Roma, 9 giu. (TMNews) – Il Consiglio dei ministri inizia tardi, causa faccia a faccia fra Silvio Berlusconi e Giulio Tremonti. E’ ora di pranzo, tanto che in sala appaiono come d’incanto panini e acqua frizzante. Frizzante come l’incontro, durato circa venti minuti, tra il presidente del Consiglio e il ministro dell’Economia. Non è facile cancellare le difficoltà degli ultimi giorni, gli articoli di stampa – non smentiti – che raccontano di tensioni gravi tra i due e le resistenze del Tesoro sulla riforma fiscale, così come la vorrebbe Berlusconi.
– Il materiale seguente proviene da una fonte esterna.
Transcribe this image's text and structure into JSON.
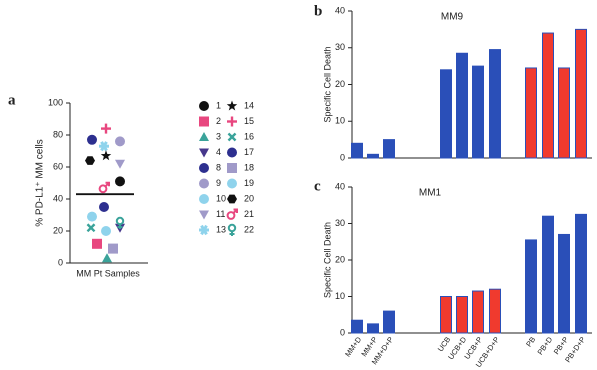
{
  "chart_data": [
    {
      "type": "scatter",
      "panel": "a",
      "y_label": "% PD-L1⁺ MM cells",
      "x_label": "MM Pt Samples",
      "ylim": [
        0,
        100
      ],
      "yticks": [
        0,
        20,
        40,
        60,
        80,
        100
      ],
      "mean_line": 43,
      "legend": "right",
      "series": [
        {
          "name": "1",
          "marker": "circle",
          "color": "#111111",
          "values": [
            51
          ]
        },
        {
          "name": "2",
          "marker": "square",
          "color": "#e8477f",
          "values": [
            12
          ]
        },
        {
          "name": "3",
          "marker": "triangle",
          "color": "#3aa39a",
          "values": [
            3
          ]
        },
        {
          "name": "4",
          "marker": "triangle-down",
          "color": "#46378c",
          "values": [
            22
          ]
        },
        {
          "name": "8",
          "marker": "circle",
          "color": "#2d2f8f",
          "values": [
            77
          ]
        },
        {
          "name": "9",
          "marker": "circle",
          "color": "#a09ac9",
          "values": [
            76
          ]
        },
        {
          "name": "10",
          "marker": "circle",
          "color": "#8fd3ec",
          "values": [
            20
          ]
        },
        {
          "name": "11",
          "marker": "triangle-down",
          "color": "#a09ac9",
          "values": [
            62
          ]
        },
        {
          "name": "13",
          "marker": "asterisk",
          "color": "#8fd3ec",
          "values": [
            73
          ]
        },
        {
          "name": "14",
          "marker": "star",
          "color": "#111111",
          "values": [
            67
          ]
        },
        {
          "name": "15",
          "marker": "plus",
          "color": "#e8477f",
          "values": [
            84
          ]
        },
        {
          "name": "16",
          "marker": "x",
          "color": "#3aa39a",
          "values": [
            22
          ]
        },
        {
          "name": "17",
          "marker": "circle",
          "color": "#2d2f8f",
          "values": [
            35
          ]
        },
        {
          "name": "18",
          "marker": "square",
          "color": "#a09ac9",
          "values": [
            9
          ]
        },
        {
          "name": "19",
          "marker": "circle",
          "color": "#8fd3ec",
          "values": [
            29
          ]
        },
        {
          "name": "20",
          "marker": "hexagon",
          "color": "#111111",
          "values": [
            64
          ]
        },
        {
          "name": "21",
          "marker": "male",
          "color": "#e8477f",
          "values": [
            47
          ]
        },
        {
          "name": "22",
          "marker": "female",
          "color": "#3aa39a",
          "values": [
            25
          ]
        }
      ]
    },
    {
      "type": "bar",
      "panel": "b",
      "title": "MM9",
      "y_label": "Specific Cell Death",
      "ylim": [
        0,
        40
      ],
      "yticks": [
        0,
        10,
        20,
        30,
        40
      ],
      "show_categories": false,
      "categories": [
        "MM+D",
        "MM+P",
        "MM+D+P",
        "UCB",
        "UCB+D",
        "UCB+P",
        "UCB+D+P",
        "PB",
        "PB+D",
        "PB+P",
        "PB+D+P"
      ],
      "values": [
        4,
        1,
        5,
        24,
        28.5,
        25,
        29.5,
        24.5,
        34,
        24.5,
        35
      ],
      "colors": [
        "#2a4fb8",
        "#2a4fb8",
        "#2a4fb8",
        "#2a4fb8",
        "#2a4fb8",
        "#2a4fb8",
        "#2a4fb8",
        "#f03a2e",
        "#f03a2e",
        "#f03a2e",
        "#f03a2e"
      ]
    },
    {
      "type": "bar",
      "panel": "c",
      "title": "MM1",
      "y_label": "Specific Cell Death",
      "ylim": [
        0,
        40
      ],
      "yticks": [
        0,
        10,
        20,
        30,
        40
      ],
      "show_categories": true,
      "categories": [
        "MM+D",
        "MM+P",
        "MM+D+P",
        "UCB",
        "UCB+D",
        "UCB+P",
        "UCB+D+P",
        "PB",
        "PB+D",
        "PB+P",
        "PB+D+P"
      ],
      "values": [
        3.5,
        2.5,
        6,
        10,
        10,
        11.5,
        12,
        25.5,
        32,
        27,
        32.5
      ],
      "colors": [
        "#2a4fb8",
        "#2a4fb8",
        "#2a4fb8",
        "#f03a2e",
        "#f03a2e",
        "#f03a2e",
        "#f03a2e",
        "#2a4fb8",
        "#2a4fb8",
        "#2a4fb8",
        "#2a4fb8"
      ]
    }
  ]
}
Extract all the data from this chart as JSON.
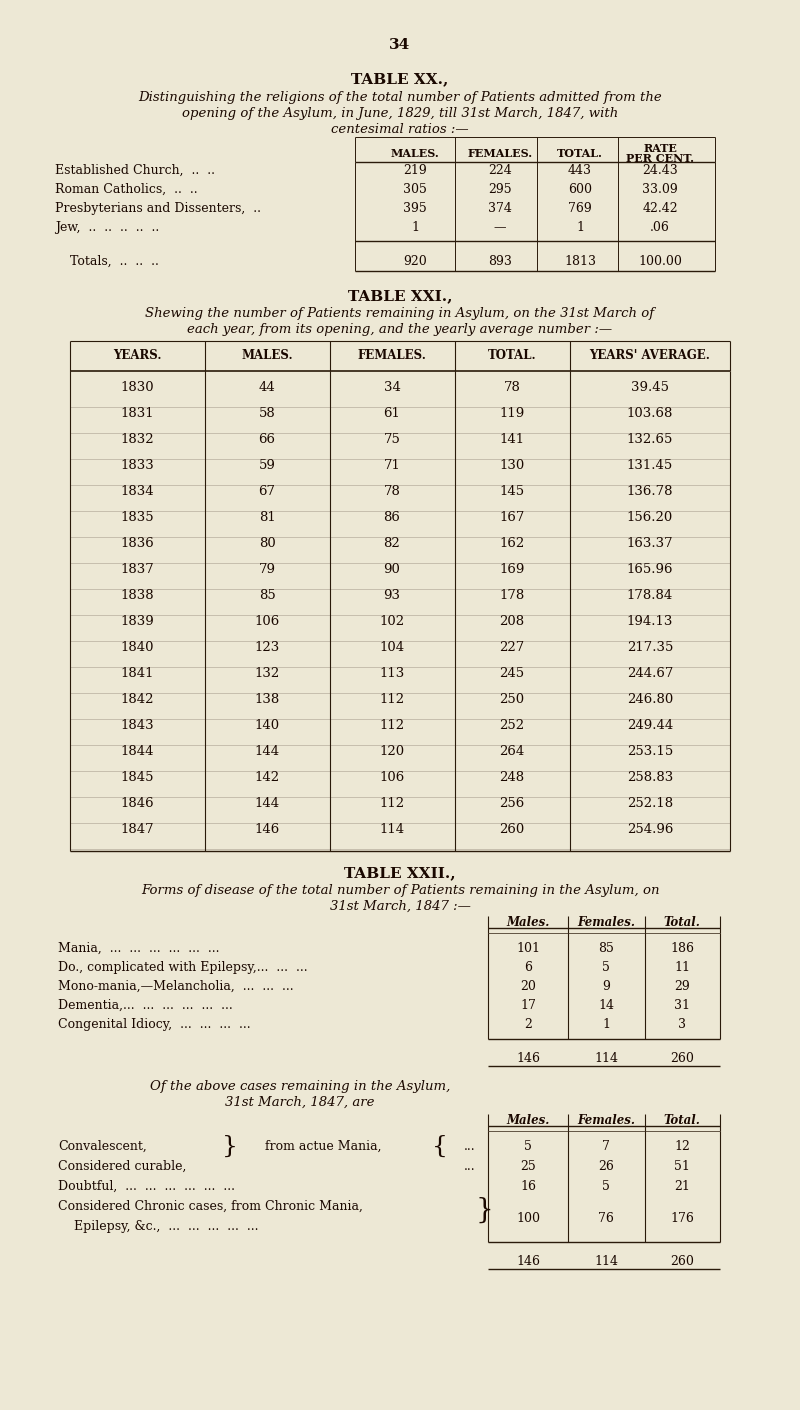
{
  "bg_color": "#ede8d5",
  "text_color": "#1a0800",
  "line_color": "#2a1a0a",
  "page_number": "34",
  "table20": {
    "title": "TABLE XX.,",
    "subtitle1": "Distinguishing the religions of the total number of Patients admitted from the",
    "subtitle2": "opening of the Asylum, in June, 1829, till 31st March, 1847, with",
    "subtitle3": "centesimal ratios :—",
    "rows": [
      [
        "Established Church,  ..  ..",
        "219",
        "224",
        "443",
        "24.43"
      ],
      [
        "Roman Catholics,  ..  ..",
        "305",
        "295",
        "600",
        "33.09"
      ],
      [
        "Presbyterians and Dissenters,  ..",
        "395",
        "374",
        "769",
        "42.42"
      ],
      [
        "Jew,  ..  ..  ..  ..  ..",
        "1",
        "—",
        "1",
        ".06"
      ]
    ],
    "totals": [
      "Totals,  ..  ..  ..",
      "920",
      "893",
      "1813",
      "100.00"
    ]
  },
  "table21": {
    "title": "TABLE XXI.,",
    "subtitle1": "Shewing the number of Patients remaining in Asylum, on the 31st March of",
    "subtitle2": "each year, from its opening, and the yearly average number :—",
    "rows": [
      [
        "1830",
        "44",
        "34",
        "78",
        "39.45"
      ],
      [
        "1831",
        "58",
        "61",
        "119",
        "103.68"
      ],
      [
        "1832",
        "66",
        "75",
        "141",
        "132.65"
      ],
      [
        "1833",
        "59",
        "71",
        "130",
        "131.45"
      ],
      [
        "1834",
        "67",
        "78",
        "145",
        "136.78"
      ],
      [
        "1835",
        "81",
        "86",
        "167",
        "156.20"
      ],
      [
        "1836",
        "80",
        "82",
        "162",
        "163.37"
      ],
      [
        "1837",
        "79",
        "90",
        "169",
        "165.96"
      ],
      [
        "1838",
        "85",
        "93",
        "178",
        "178.84"
      ],
      [
        "1839",
        "106",
        "102",
        "208",
        "194.13"
      ],
      [
        "1840",
        "123",
        "104",
        "227",
        "217.35"
      ],
      [
        "1841",
        "132",
        "113",
        "245",
        "244.67"
      ],
      [
        "1842",
        "138",
        "112",
        "250",
        "246.80"
      ],
      [
        "1843",
        "140",
        "112",
        "252",
        "249.44"
      ],
      [
        "1844",
        "144",
        "120",
        "264",
        "253.15"
      ],
      [
        "1845",
        "142",
        "106",
        "248",
        "258.83"
      ],
      [
        "1846",
        "144",
        "112",
        "256",
        "252.18"
      ],
      [
        "1847",
        "146",
        "114",
        "260",
        "254.96"
      ]
    ]
  },
  "table22": {
    "title": "TABLE XXII.,",
    "subtitle1": "Forms of disease of the total number of Patients remaining in the Asylum, on",
    "subtitle2": "31st March, 1847 :—",
    "rows": [
      [
        "Mania,  ...  ...  ...  ...  ...  ...",
        "101",
        "85",
        "186"
      ],
      [
        "Do., complicated with Epilepsy,...  ...  ...",
        "6",
        "5",
        "11"
      ],
      [
        "Mono-mania,—Melancholia,  ...  ...  ...",
        "20",
        "9",
        "29"
      ],
      [
        "Dementia,...  ...  ...  ...  ...  ...",
        "17",
        "14",
        "31"
      ],
      [
        "Congenital Idiocy,  ...  ...  ...  ...",
        "2",
        "1",
        "3"
      ]
    ],
    "totals": [
      "146",
      "114",
      "260"
    ],
    "sub_title1": "Of the above cases remaining in the Asylum,",
    "sub_title2": "31st March, 1847, are",
    "sub_rows": [
      [
        "Convalescent,",
        "5",
        "7",
        "12"
      ],
      [
        "Considered curable,",
        "25",
        "26",
        "51"
      ],
      [
        "Doubtful,  ...  ...  ...  ...  ...  ...",
        "16",
        "5",
        "21"
      ],
      [
        "Considered Chronic cases, from Chronic Mania,",
        "100",
        "76",
        "176"
      ],
      [
        "    Epilepsy, &c.,  ...  ...  ...  ...  ...",
        "",
        "",
        ""
      ]
    ],
    "sub_totals": [
      "146",
      "114",
      "260"
    ]
  }
}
Scende in conferenza stampa, il premier. Giura che tutte le ricostruzioni dei media sono semplicemente destituite di fondamento, che tutto procede senza incomprensioni. E però il presidente del Consiglio, pochi minuti dopo, a domanda risponde: la riforma fiscale si farà, prima dell’estate. Deciso, come lo era stato al ricevimento ai Giardini del Quirinale, quando mise in chiaro che Tremonti “non decide, propone”. Certo, il linguaggio adoperato dal Cavaliere davanti ai giornalisti, suggeriscono dall’esecutivo, è insolitamente ‘tremontiano’, finalizzato a tranquillizzare mercati ed Europa e frutto forse anche del pressing del ministro che punta a tenere conto della definizione della manovra sui conti pubblici, il pareggio di bilancio entro il 2014 e – contestualmente – la legge delega per riformare il fisco.
Come si riempiranno le caselle di questi provvedimenti determinerà l’andamento dei rapporti – che per ora restano tesi – fra Giulio e Silvio. Anche perché, racconta un ministro che ha avuto modo di parlargli oggi, in privato Berlusconi continua a nutrire dubbi sul ministro dell’Economia: “La riforma è nel programma, la facciamo, si deve rendere conto che serve un segnale di ripresa”. Parole ripetute quasi a tutti gli interlocutori, ormai, accompagnati da ragionamenti sul futuro. Al ministro che gli chiedeva di eventuali ambizioni tremontiane, il premier replicava più o meno così: E dove va senza di noi?
Ma Berlusconi, finito il capitolo governativo, ha trascorso buona parte del pomeriggio a mettere toppe a un Pdl sempre più scosso da spinte centrifughe. Il Cavaliere riceve Antonio Angelucci, dato in uscita nei giorni scorsi dal partito. Vede Claudio Scajola, altro capitolo da affrontare. Poi ascolta per oltre un’ora Arturo Iannaccone e Gianfranco Micciché chiedendo loro di non stravolgere gli equilibri nelle commissioni. Il leader di Forza Sud annuisce, ma lasciando la residenza del premier annuncia alla stampa: lasciamo il Pdl e andiamo nel Misto. Lo potrebbe seguire Michaela Biancofiore, la deputata pidiellina in rotta con i vertici del partito che oggi – si vocifera alla Camera – avrebbe incontrato Adolfo Urso e Andrea Ronchi. Per ora i numeri per i gruppi autonomi mancano, ma Micciché potrebbe determinare un travaso dai Responsabili, calamitando la parte di Noi sud di Belcastro e Iannaccone. Che, intanto, sosterranno l’ascesa di Silvano Moffa a capogruppo di Ir, visto che secondo alcune fonti parlamentari Sardelli sarebbe pronto a fare un passo indietro già nei prossimi giorni.